The diagnosis and treatment of reflux in children with a history of urinary tract infections (UTIs) keeps evolving—it's hardly a settled issue. Regarding antibiotic prophylaxis in these children, said Saul P Greenfield, MD, FAAP, FACS, the Randomized Intervention for Children with Vesicoureteral Reflux (RIVUR) trial reveals that it may be better to overtreat than undertreat.
Greenfield's presentation was "UTIs and vesicoureteral reflux (VUR): Current recommendations for evaluation and treatment: Impact of the RIVUR trial."
The RIVUR trial showed unquestionably that children with VUR (primarily low to intermediate grade) who go on antibiotics had half as many UTIs versus placebo.1
Recurrent infection, by itself, is a worthwhile morbidity to prevent or reduce, even absent kidney damage. Some might say that versus kidney damage, a UTI is medically inconsequential. However, more than one-third of the RIVUR children who had infections that required medical attention visited an emergency department. When a baby has a high fever and infection, with or without a kidney issue, or if a child has burning on urination, these are real morbidities that can be prevented by daily antibiotic therapy.
Furthermore, initial RIVUR demographic data reveal that, presently, it is impossible to accurately diagnose reflux noninvasively.2 Some experts, and recent American Academy of Pediatrics guidelines, say that kidney ultrasound effectively reveals severe reflux, but that is untrue, said Greenfield. Approximately 90% of children in the RIVUR trial had normal renal ultrasounds.
What the RIVUR trial did not show—that observers perhaps hoped for—was that staying on antibiotics reduces kidney scarring. However, a clinical trial is hardly a real-world setting. RIVUR's stringent protocols enforced a degree of hypervigilance against UTIs, and, overall, the incidence of scarring is such that achieving statistical significance would require following thousands of patients over several years, an unrealistic goal. RIVUR, with 600 subjects, is the world's largest study of this disorder and likely will remain so.
The approach to VUR represents a paradigm for medicine itself. The pendulum constantly swings one way or another. Greenfield acknowledged that diagnosing and treating everyone with reflux overtreats a large number of people, but at present there is no reliable way to distinguish the higher-risk patients. The trial did show, however, that older toilet-trained children who had bowel and bladder dysfunction were more likely to have UTIs, even while on antibiotic prophylaxis.
1. RIVUR Trial Investigators, Hoberman A, Greenfield SP, Mattoo TK, et al. Antimicrobial prophylaxis for children with vesicoureteral reflux. N Engl J Med. 2014;370(25):2367-2376.
2. Carpenter MA, Hoberman A, Mattoo TK, et al; RIVUR Trial Investigators. The RIVUR trial: profile and baseline clinical associations of children with vesicoureteral reflux. Pediatrics. 2013;132(1):e34-e45.

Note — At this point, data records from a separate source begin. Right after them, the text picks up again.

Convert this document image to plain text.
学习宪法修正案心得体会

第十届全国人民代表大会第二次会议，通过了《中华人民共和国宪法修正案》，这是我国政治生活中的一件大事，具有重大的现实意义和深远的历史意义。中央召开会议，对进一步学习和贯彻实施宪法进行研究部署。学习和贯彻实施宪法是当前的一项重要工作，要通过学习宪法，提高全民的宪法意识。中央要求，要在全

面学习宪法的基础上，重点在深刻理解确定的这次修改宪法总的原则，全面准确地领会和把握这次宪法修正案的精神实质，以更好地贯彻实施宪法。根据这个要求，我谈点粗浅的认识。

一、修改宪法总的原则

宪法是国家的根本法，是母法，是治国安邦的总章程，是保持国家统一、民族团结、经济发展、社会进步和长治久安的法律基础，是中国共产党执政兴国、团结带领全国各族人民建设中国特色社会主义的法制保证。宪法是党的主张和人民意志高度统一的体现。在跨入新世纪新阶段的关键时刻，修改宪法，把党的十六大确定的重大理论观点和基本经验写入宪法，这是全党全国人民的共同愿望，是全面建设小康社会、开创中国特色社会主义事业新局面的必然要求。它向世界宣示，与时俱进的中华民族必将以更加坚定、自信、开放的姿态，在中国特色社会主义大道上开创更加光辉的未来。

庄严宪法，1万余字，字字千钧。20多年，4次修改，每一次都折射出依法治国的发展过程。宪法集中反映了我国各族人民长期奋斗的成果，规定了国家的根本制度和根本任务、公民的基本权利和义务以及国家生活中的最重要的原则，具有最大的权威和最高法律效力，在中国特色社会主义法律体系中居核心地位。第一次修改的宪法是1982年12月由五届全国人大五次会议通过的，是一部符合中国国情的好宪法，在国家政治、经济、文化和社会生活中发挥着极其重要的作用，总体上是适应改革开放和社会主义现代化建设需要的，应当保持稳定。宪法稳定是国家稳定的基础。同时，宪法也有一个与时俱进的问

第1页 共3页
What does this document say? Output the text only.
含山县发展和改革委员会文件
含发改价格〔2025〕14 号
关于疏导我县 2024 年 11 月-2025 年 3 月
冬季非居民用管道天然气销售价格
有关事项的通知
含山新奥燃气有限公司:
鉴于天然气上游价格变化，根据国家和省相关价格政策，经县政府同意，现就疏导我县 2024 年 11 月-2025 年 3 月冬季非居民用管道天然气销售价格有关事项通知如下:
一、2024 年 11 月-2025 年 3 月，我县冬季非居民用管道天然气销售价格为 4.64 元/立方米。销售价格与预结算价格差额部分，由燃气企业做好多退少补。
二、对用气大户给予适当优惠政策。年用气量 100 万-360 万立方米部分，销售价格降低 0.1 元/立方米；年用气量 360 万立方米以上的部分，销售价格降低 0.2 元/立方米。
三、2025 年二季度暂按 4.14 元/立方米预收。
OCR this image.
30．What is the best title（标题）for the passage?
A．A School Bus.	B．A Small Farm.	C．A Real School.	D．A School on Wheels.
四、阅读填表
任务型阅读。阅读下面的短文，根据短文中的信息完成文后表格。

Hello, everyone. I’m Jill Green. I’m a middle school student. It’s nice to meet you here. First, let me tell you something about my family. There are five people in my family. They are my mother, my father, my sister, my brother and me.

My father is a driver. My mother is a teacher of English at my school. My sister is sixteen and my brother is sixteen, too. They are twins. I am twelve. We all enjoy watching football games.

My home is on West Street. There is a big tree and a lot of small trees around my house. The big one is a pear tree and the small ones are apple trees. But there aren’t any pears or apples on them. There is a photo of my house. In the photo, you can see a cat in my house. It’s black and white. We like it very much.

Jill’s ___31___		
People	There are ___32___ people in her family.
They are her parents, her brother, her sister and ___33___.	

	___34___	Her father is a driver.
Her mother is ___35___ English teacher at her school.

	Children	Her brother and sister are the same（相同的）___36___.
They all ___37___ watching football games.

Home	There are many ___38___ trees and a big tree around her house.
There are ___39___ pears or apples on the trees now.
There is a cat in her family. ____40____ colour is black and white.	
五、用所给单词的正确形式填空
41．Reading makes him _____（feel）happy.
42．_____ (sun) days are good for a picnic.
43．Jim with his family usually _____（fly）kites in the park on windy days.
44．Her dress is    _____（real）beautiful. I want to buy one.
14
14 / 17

Dr Greenfield presents an excellent summary of a very important trial in pediatrics and pediatric urology. To put the RIVUR trial in context, clinicians have been inundated with suboptimal trials that showed that prophylactic antibiotics may not prevent infections in children with VUR. These data called into question the value of even diagnosing reflux: If the principal treatment for VUR, prophylactic antibiotics, did not help, why even bother diagnosing VUR? Many studies have shown that the number of voiding cystourethrograms (VCUGs) being performed has been steadily decreasing, and many pediatricians may have falsely assumed that this diagnosis is almost never important.
Given this background, this very well done study does indeed show that prophylactic antibiotics are effective in reducing the rate of UTIs in children with VUR. This is very important information for pediatricians. As Dr. Greenfield points out, the antibiotics may not have reduced renal scarring in this small, heavily scrutinized population, but just preventing clinical infections is in and of itself important in reducing morbidity, by reducing emergent and urgent visits and time off work for parents. Further, Dr. Greenfield correctly identifies for practicing pediatricians that ultrasound alone is an inadequate test for discovering VUR, and in a high-risk population, VCUG is still the gold standard for diagnosing VUR.
Although I agree with most of Dr Greenfield’s points, I do differ in that I do not like to believe that overtreatment is better than undertreatment. It is important that we make every effort to hit the "sweet spot" wherein clinicians use predictive models and risk calculators (for example, taking bowel and bladder dysfunction into account) to better determine which patients need to be diagnosed and treated.